Back then, our paths rarely ever physically crossed except every couple of years when we both happened to wind up visiting grandma at the same time. I grew into adulthood and you started your family. Without grandma’s house as the focal point of connection, our already fragile relationship grew even more distant. I moved far away. Whenever I would return to San Francisco, you, Charlene and I would meet for dinner at a restaurant somewhere. You stayed planted in your neighborhood. Your family grew and you grew as a person, as well. You went back to school to become the educator we all knew you were capable of becoming. Teaching the little ones—this was your calling
In 2002, I returned to the Bay Area to live. Sis, did you ever wonder why after so many years of living elsewhere, I decided to come back home? Well, even though I had a wonderful husband, son and by this time a grandson, still, there were empty spaces that needed to be filled. It was a longing for those overdue sister-chats and affirmations that only a sibling can satisfy. Right off, you started inviting me to family functions and I went. We got to know each other better. Our children got to know each other. Then, seven years later, when my journey again led me away from San Francisco and to North Carolina, and once again I needed to say goodbye, I was, of course, sad to leave, but it was different this time. My heart was now full. The empty spaces were now occupied with new memories made during my time spent with you and the family. On my last day in the city, you, me and Charlene, went to lunch at the Beach Restaurant. I promised to stay connected no matter the distance. I didn’t forget that promise. Once in North Carolina, I called you regularly. You called me too. We learned new things about each other during our conversations. I shared my photos with you and you told me things about our family that I never knew. You knew so much about our family’s history. I was amazed.

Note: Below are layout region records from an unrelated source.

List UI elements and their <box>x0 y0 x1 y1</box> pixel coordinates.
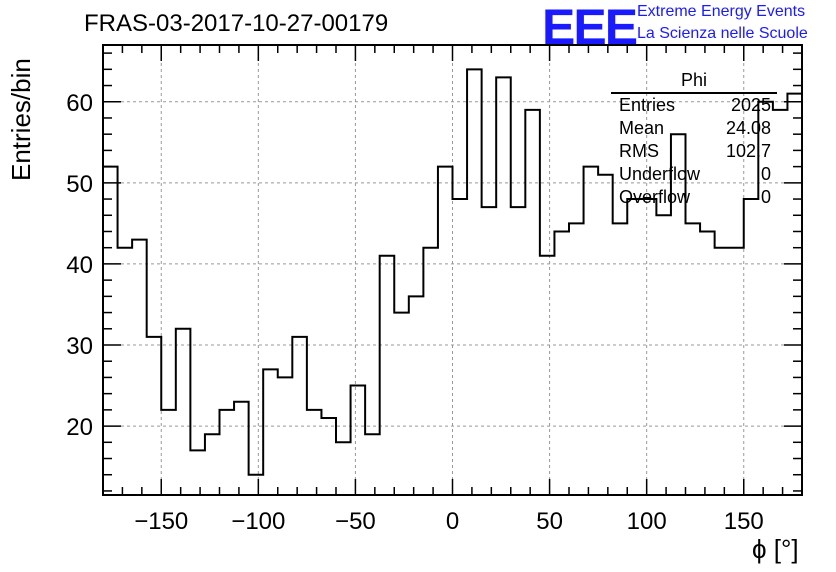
x-tick-label: 100 <box>627 508 667 535</box>
x-tick-label: 150 <box>724 508 764 535</box>
histogram-series <box>103 68 802 476</box>
logo-tagline-1: Extreme Energy Events <box>637 3 806 20</box>
stats-box: Phi Entries 2025 Mean 24.08 RMS 102.7 Under… <box>611 70 777 209</box>
stats-label: Overflow <box>619 187 691 207</box>
x-tick-label: 50 <box>536 508 563 535</box>
axis-ticks <box>102 45 803 495</box>
x-axis-label: ϕ [°] <box>752 534 799 564</box>
logo-tagline-2: La Scienza nelle Scuole <box>637 25 808 42</box>
stats-label: Mean <box>619 118 665 138</box>
y-tick-label: 40 <box>66 252 93 279</box>
y-tick-label: 50 <box>66 171 93 198</box>
stats-row-overflow: Overflow 0 <box>611 186 777 209</box>
stats-value: 2025 <box>730 95 771 115</box>
y-tick-label: 30 <box>66 333 93 360</box>
stats-row-mean: Mean 24.08 <box>611 117 777 140</box>
y-tick-label: 60 <box>66 90 93 117</box>
histogram-line <box>103 68 802 476</box>
grid-lines <box>103 45 802 495</box>
stats-title: Phi <box>611 70 777 94</box>
chart-title: FRAS-03-2017-10-27-00179 <box>84 10 389 37</box>
stats-row-underflow: Underflow 0 <box>611 163 777 186</box>
stats-value: 0 <box>760 164 771 184</box>
stats-label: Entries <box>619 95 676 115</box>
x-tick-label: 0 <box>446 508 459 535</box>
stats-row-entries: Entries 2025 <box>611 94 777 117</box>
stats-value: 0 <box>760 187 771 207</box>
stats-row-rms: RMS 102.7 <box>611 140 777 163</box>
y-axis-label: Entries/bin <box>6 58 36 181</box>
y-tick-label: 20 <box>66 414 93 441</box>
stats-label: Underflow <box>619 164 701 184</box>
stats-value: 102.7 <box>725 141 771 161</box>
tick-labels: −150 −100 −50 0 50 100 150 20 30 40 50 60 <box>66 90 763 535</box>
x-tick-label: −50 <box>335 508 376 535</box>
stats-label: RMS <box>619 141 659 161</box>
stats-value: 24.08 <box>725 118 771 138</box>
eee-logo-mark: EEE <box>542 0 638 55</box>
x-tick-label: −150 <box>134 508 188 535</box>
x-tick-label: −100 <box>231 508 285 535</box>
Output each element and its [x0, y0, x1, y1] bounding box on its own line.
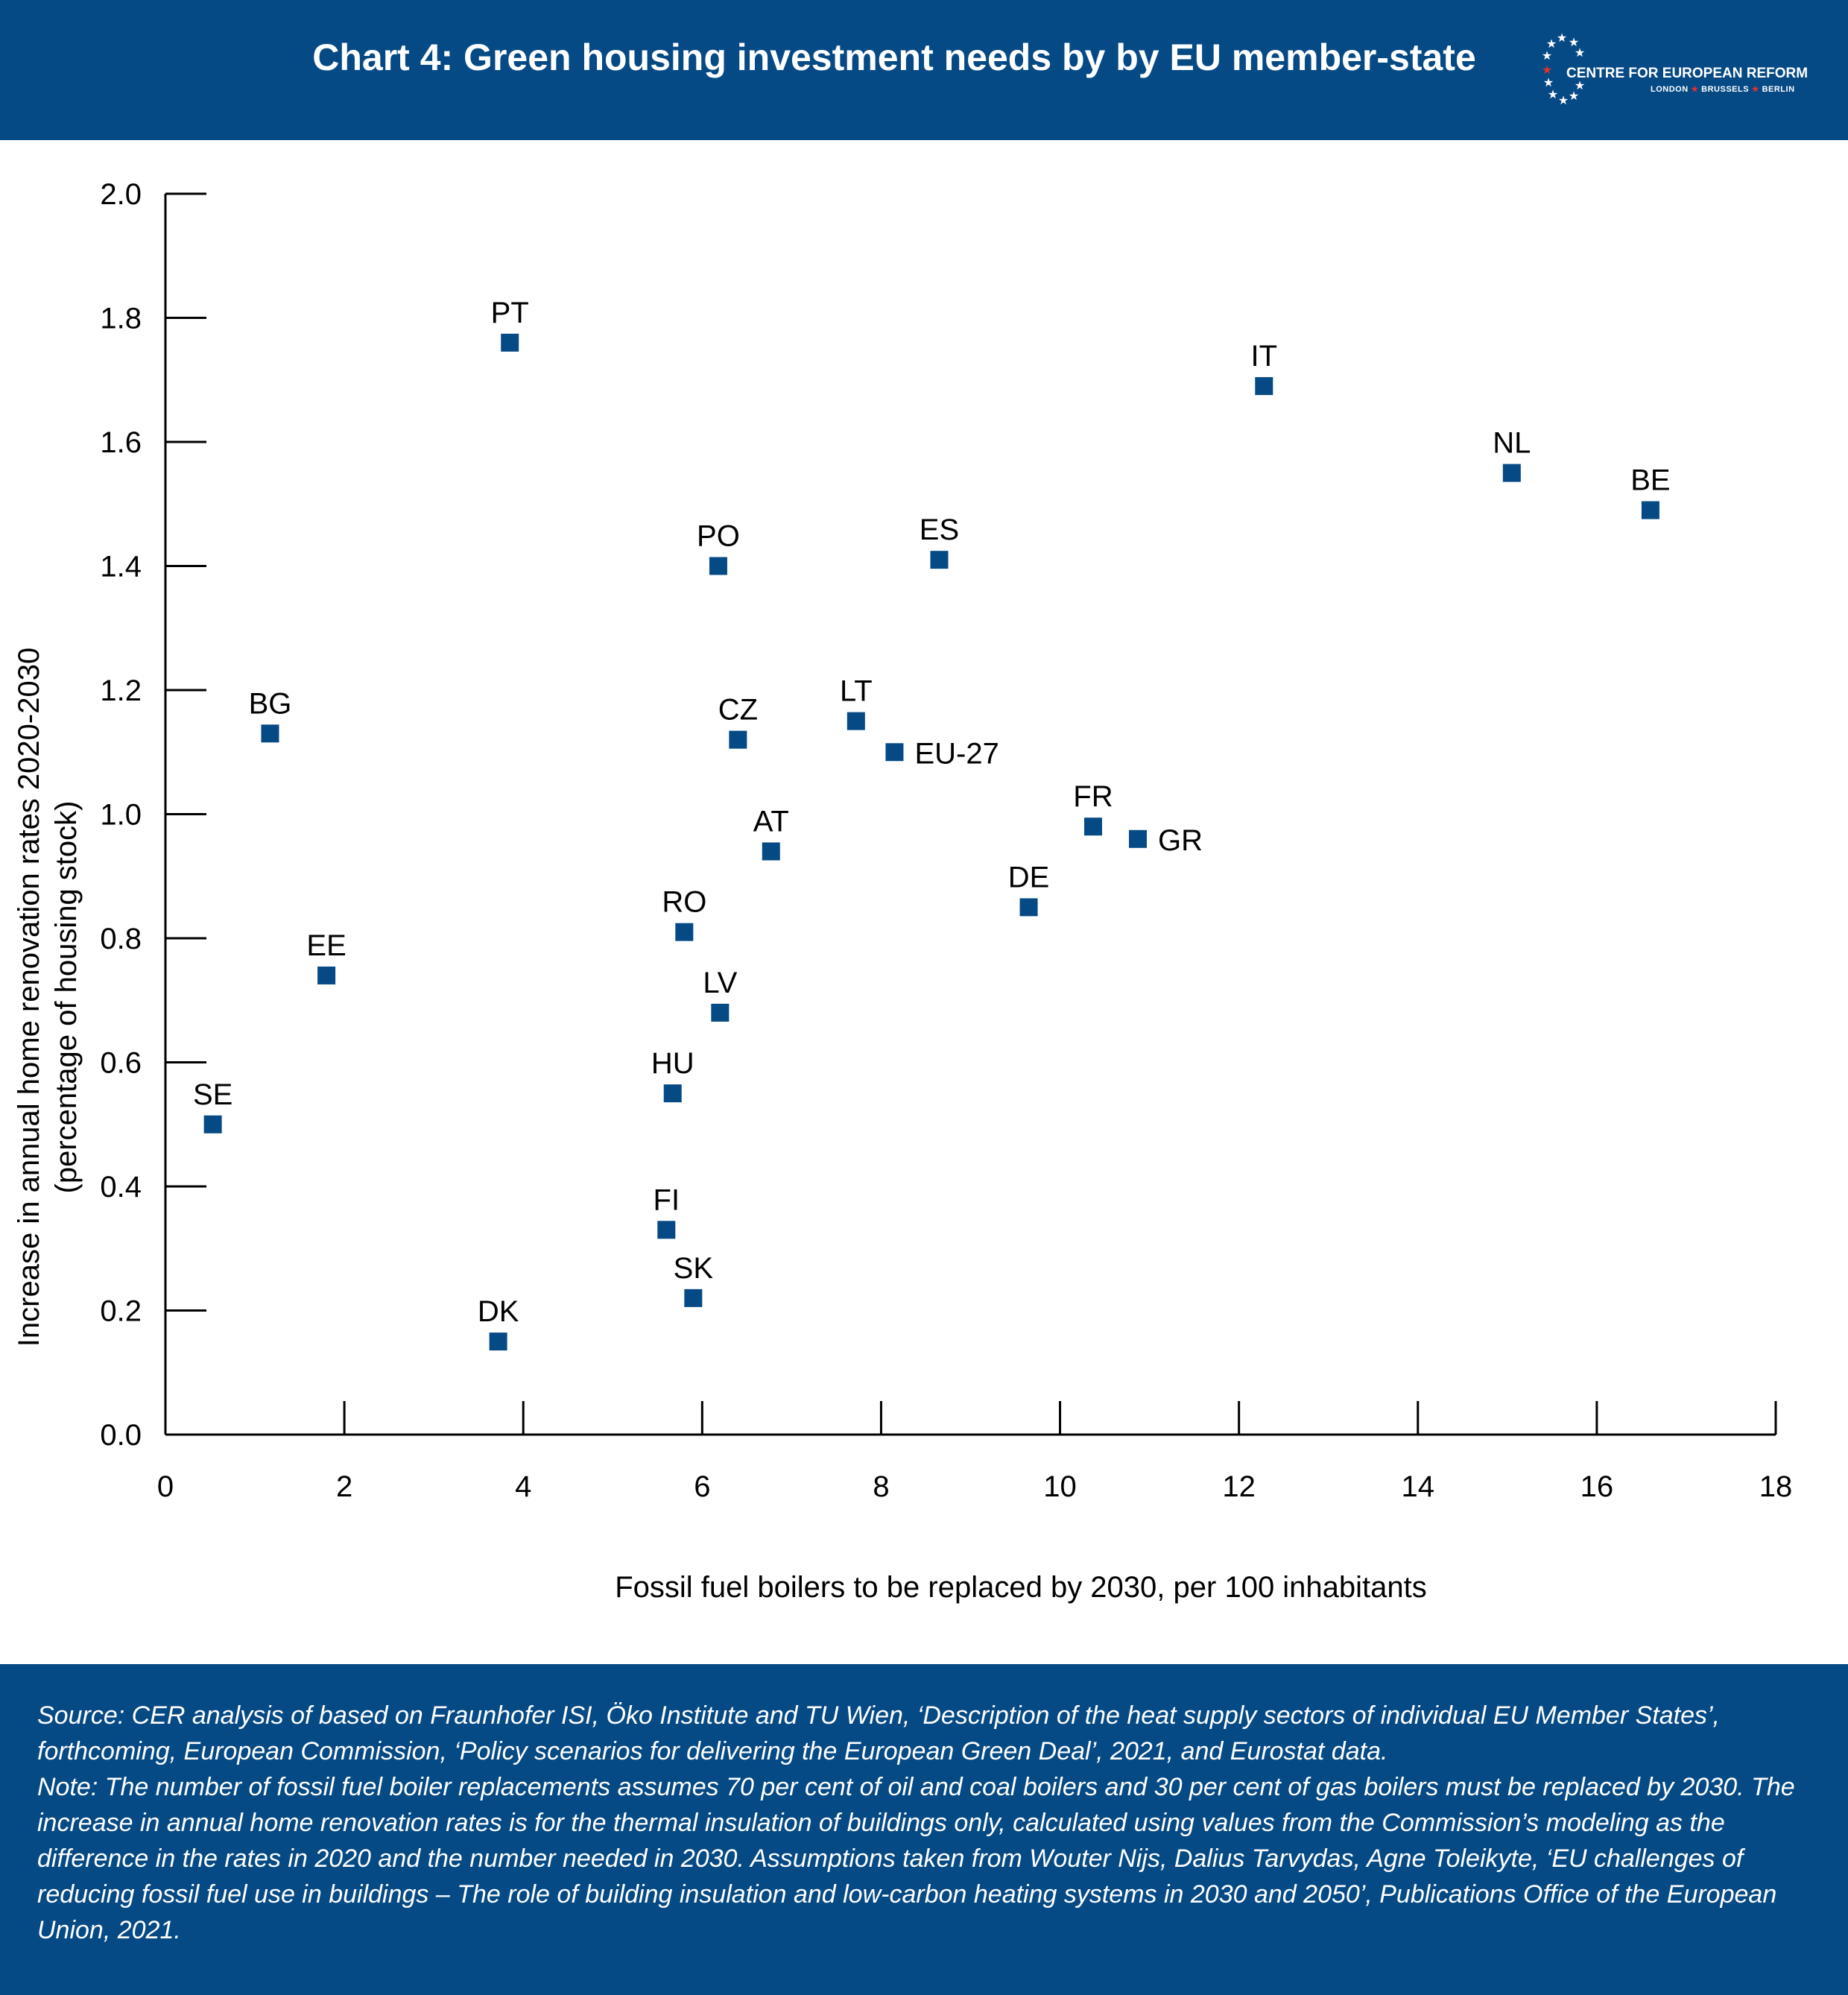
x-tick-label: 2 [336, 1470, 352, 1503]
data-point-de [1019, 898, 1038, 917]
y-tick-label: 1.8 [100, 303, 142, 335]
y-tick-label: 1.0 [100, 799, 142, 832]
y-tick-label: 0.4 [100, 1171, 142, 1204]
data-label-ee: EE [306, 929, 346, 962]
data-point-nl [1502, 464, 1521, 482]
data-point-lt [847, 712, 865, 730]
y-tick-label: 1.6 [100, 426, 142, 459]
data-label-hu: HU [651, 1047, 694, 1080]
x-tick-label: 6 [694, 1470, 710, 1503]
y-axis-label-sub: (percentage of housing stock) [50, 801, 83, 1194]
data-point-bg [261, 724, 279, 743]
data-label-lv: LV [703, 967, 737, 999]
data-point-hu [663, 1084, 682, 1103]
svg-text:★: ★ [1546, 37, 1557, 51]
logo-city-brussels: BRUSSELS [1701, 85, 1750, 94]
logo-cities: LONDON ★ BRUSSELS ★ BERLIN [1651, 85, 1795, 94]
cer-logo: ★ ★ ★ ★ ★ ★ ★ ★ ★ ★ ★ CENTRE FOR EUROPEA… [1542, 30, 1808, 116]
data-label-se: SE [193, 1078, 232, 1111]
x-tick-label: 16 [1580, 1470, 1614, 1503]
svg-text:★: ★ [1542, 48, 1552, 63]
data-point-es [930, 551, 949, 569]
source-text: Source: CER analysis of based on Fraunho… [37, 1701, 1720, 1765]
svg-text:★: ★ [1569, 89, 1579, 103]
data-point-be [1641, 501, 1659, 519]
y-tick-label: 0.0 [100, 1419, 142, 1452]
logo-city-london: LONDON [1651, 85, 1689, 94]
data-label-fr: FR [1073, 780, 1113, 813]
data-label-eu-27: EU-27 [914, 737, 999, 770]
data-label-ro: RO [662, 886, 706, 919]
svg-text:★: ★ [1543, 75, 1554, 89]
x-tick-label: 8 [873, 1470, 889, 1503]
data-label-it: IT [1251, 340, 1278, 373]
data-label-gr: GR [1158, 824, 1203, 857]
svg-text:★: ★ [1575, 78, 1585, 92]
svg-text:★: ★ [1557, 31, 1567, 45]
y-tick-label: 2.0 [100, 178, 142, 211]
data-point-ro [675, 923, 694, 941]
x-tick-label: 12 [1222, 1470, 1256, 1503]
x-axis-label: Fossil fuel boilers to be replaced by 20… [615, 1571, 1427, 1604]
svg-text:★: ★ [1548, 87, 1558, 101]
svg-text:★: ★ [1575, 45, 1585, 60]
y-tick-label: 1.4 [100, 551, 142, 584]
data-label-fi: FI [654, 1183, 680, 1216]
y-tick-label: 0.2 [100, 1295, 142, 1328]
y-tick-label: 1.2 [100, 674, 142, 707]
data-point-gr [1129, 829, 1148, 848]
data-label-cz: CZ [718, 694, 758, 727]
svg-text:★: ★ [1558, 93, 1569, 107]
data-point-sk [684, 1289, 703, 1307]
data-points: PT IT NL BE PO ES BG CZ LT EU-27 FR GR AT DE RO EE LV HU S… [193, 297, 1671, 1351]
data-point-lv [711, 1003, 730, 1022]
data-point-fr [1083, 818, 1102, 836]
footer: Source: CER analysis of based on Fraunho… [0, 1664, 1848, 1995]
svg-text:★: ★ [1569, 35, 1579, 49]
tick-labels: 0.0 0.2 0.4 0.6 0.8 1.0 1.2 1.4 1.6 1.8 2.0 0 2 4 6 8 10… [100, 178, 1792, 1503]
eu-stars-icon: ★ ★ ★ ★ ★ ★ ★ ★ ★ ★ ★ [1542, 31, 1585, 107]
logo-city-berlin: BERLIN [1762, 85, 1795, 94]
data-point-pt [501, 333, 519, 352]
header-bar: Chart 4: Green housing investment needs … [0, 0, 1848, 140]
data-label-lt: LT [840, 675, 873, 708]
data-label-dk: DK [478, 1295, 519, 1328]
data-point-at [762, 842, 780, 861]
data-label-at: AT [753, 805, 789, 838]
data-point-dk [489, 1332, 507, 1351]
y-tick-label: 0.6 [100, 1047, 142, 1080]
x-tick-label: 10 [1043, 1470, 1077, 1503]
chart-title: Chart 4: Green housing investment needs … [312, 37, 1476, 78]
x-tick-label: 4 [515, 1470, 531, 1503]
x-tick-label: 14 [1402, 1470, 1435, 1503]
data-point-ee [317, 966, 336, 984]
data-point-cz [729, 730, 747, 749]
data-point-it [1255, 377, 1273, 396]
logo-name: CENTRE FOR EUROPEAN REFORM [1566, 66, 1809, 81]
data-label-sk: SK [674, 1252, 714, 1285]
data-point-fi [657, 1221, 676, 1239]
data-point-se [203, 1115, 222, 1134]
data-label-pt: PT [491, 297, 529, 329]
data-point-eu-27 [885, 743, 904, 762]
axes [164, 192, 1777, 1436]
x-tick-label: 0 [157, 1470, 174, 1503]
scatter-chart: 0.0 0.2 0.4 0.6 0.8 1.0 1.2 1.4 1.6 1.8 2.0 0 2 4 6 8 10… [13, 178, 1792, 1604]
data-label-de: DE [1008, 861, 1050, 894]
data-label-po: PO [697, 520, 740, 553]
note-text: Note: The number of fossil fuel boiler r… [37, 1773, 1795, 1944]
data-label-es: ES [920, 513, 959, 546]
data-label-be: BE [1630, 464, 1670, 497]
data-label-bg: BG [249, 687, 292, 720]
y-tick-label: 0.8 [100, 923, 142, 955]
y-axis-label: Increase in annual home renovation rates… [13, 648, 45, 1347]
data-point-po [709, 557, 727, 575]
data-label-nl: NL [1493, 427, 1531, 460]
x-tick-label: 18 [1759, 1470, 1793, 1503]
svg-text:★: ★ [1542, 63, 1552, 77]
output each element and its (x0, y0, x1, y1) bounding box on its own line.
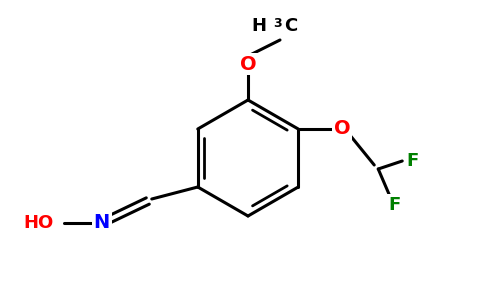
Text: N: N (93, 214, 110, 232)
Text: O: O (334, 119, 350, 139)
Text: F: F (388, 196, 400, 214)
Text: C: C (284, 17, 297, 35)
Text: H: H (251, 17, 266, 35)
Text: F: F (406, 152, 418, 170)
Text: HO: HO (24, 214, 54, 232)
Text: O: O (240, 55, 257, 74)
Text: 3: 3 (273, 17, 282, 30)
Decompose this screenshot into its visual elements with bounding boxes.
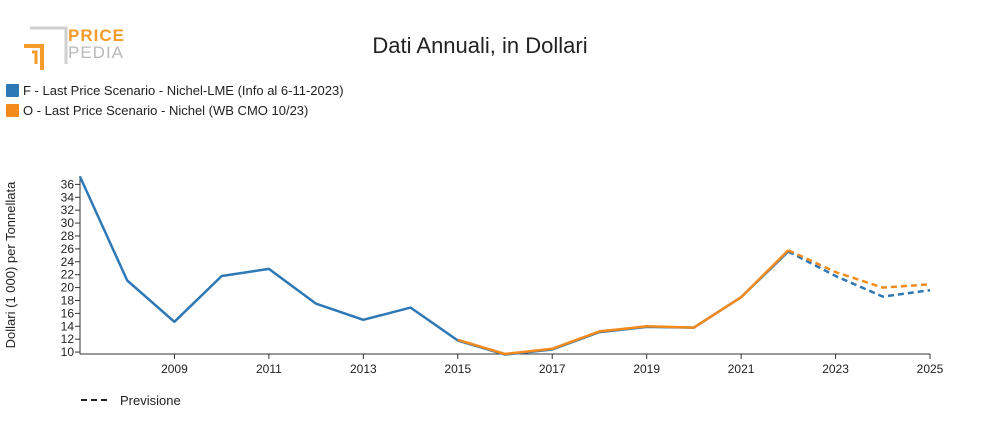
legend-swatch-o [6,103,19,117]
x-tick-label: 2013 [350,362,377,376]
x-tick-label: 2011 [256,362,282,376]
x-tick-label: 2017 [539,362,566,376]
y-tick-label: 26 [61,242,75,256]
y-tick-label: 22 [61,268,75,282]
x-axis: 2009 2011 2013 2015 2017 2019 2021 2023 2025 [80,353,944,376]
logo-text-pedia: PEDIA [68,43,125,62]
x-tick-label: 2009 [161,362,188,376]
x-tick-label: 2023 [822,362,849,376]
x-tick-label: 2021 [728,362,755,376]
series-line-1 [457,249,790,356]
y-tick-label: 32 [61,203,75,217]
x-tick-label: 2015 [444,362,471,376]
legend-label-f: F - Last Price Scenario - Nichel-LME (In… [23,82,344,98]
legend-item-f[interactable]: F - Last Price Scenario - Nichel-LME (In… [6,80,344,100]
y-tick-label: 14 [61,319,75,333]
series-layer [78,176,931,356]
x-tick-label: 2025 [917,362,944,376]
y-tick-label: 16 [61,306,75,320]
logo-mark-icon [24,26,68,70]
y-tick-label: 12 [61,332,75,346]
legend: F - Last Price Scenario - Nichel-LME (In… [6,80,344,120]
y-tick-label: 34 [61,190,75,204]
y-tick-label: 36 [61,177,75,191]
x-tick-label: 2019 [633,362,660,376]
chart-title: Dati Annuali, in Dollari [372,33,588,58]
y-tick-label: 20 [61,281,75,295]
legend-label-o: O - Last Price Scenario - Nichel (WB CMO… [23,102,309,118]
y-axis-title: Dollari (1 000) per Tonnellata [3,181,18,348]
pricepedia-logo: PRICE PEDIA [20,26,130,72]
y-tick-label: 18 [61,293,75,307]
y-tick-label: 28 [61,229,75,243]
y-tick-label: 10 [61,345,75,359]
legend-swatch-f [6,83,19,97]
y-tick-label: 24 [61,255,75,269]
legend-item-o[interactable]: O - Last Price Scenario - Nichel (WB CMO… [6,100,344,120]
logo-text-price: PRICE [68,26,125,45]
forecast-note: Previsione [81,393,181,408]
y-tick-label: 30 [61,216,75,230]
series-forecast-line-0 [787,250,931,298]
series-forecast-line-1 [787,249,931,289]
forecast-note-label: Previsione [120,393,181,408]
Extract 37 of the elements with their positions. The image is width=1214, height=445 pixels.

When I think about you sis, two words immediately come to mind—family, and community. Your world was your family. You were always involved with whatever they were doing. You were a natural nurturer and your children were the direct beneficiaries. Next you opened your arms to the grandchildren and finally the great-grand’s. What a family you created and oh my, how they do love you. Your commitment to your community was reflected in the fact that you stayed anchored rather than moving from place to place. I’d hear you say that you had to go and volunteer your time at the neighborhood food bank and at your church. You seemed to enjoy contributing without the need for fanfare or the spotlight. You simply saw a need and sought to find way to meet it.
So as your family and friends reflect back on and celebrate your life, I’m reminded of your 70th birthday party and how your face glowed when picture taking time came around. You asked for the children to circle around you. What a lovely sight it was to see you with babies in both arms and in your lap while the children all gathered around you—the next generation—encircling you as planets to the sun, in their own orbit, yet drawn and energized by you at the center.
We also celebrate the beginning of your new journey. Now beside your Lord, looking down upon your loved ones, you continue to be with us as he says to you:
“Well done, good and faithful servant; thou hast been faithful over a few things. I will make thee ruler over many things; enter thou into the joy of thy lord.”
(King James Bible, Matthew: 25:21).
I love you, sis and will cherish your memory always. You have left a proud and wonderful legacy that will live on, and continue to grow stronger and bless others. Yes, you’ve gone through many challenges yet were resilient enough to sustain and eventually emerge the victor—stronger and more committed than when you began. As I think back on your life, and how many you’ve touched, one thought keeps coming to mind. With all that you have contributed and accomplished, wouldn’t daddy have been proud?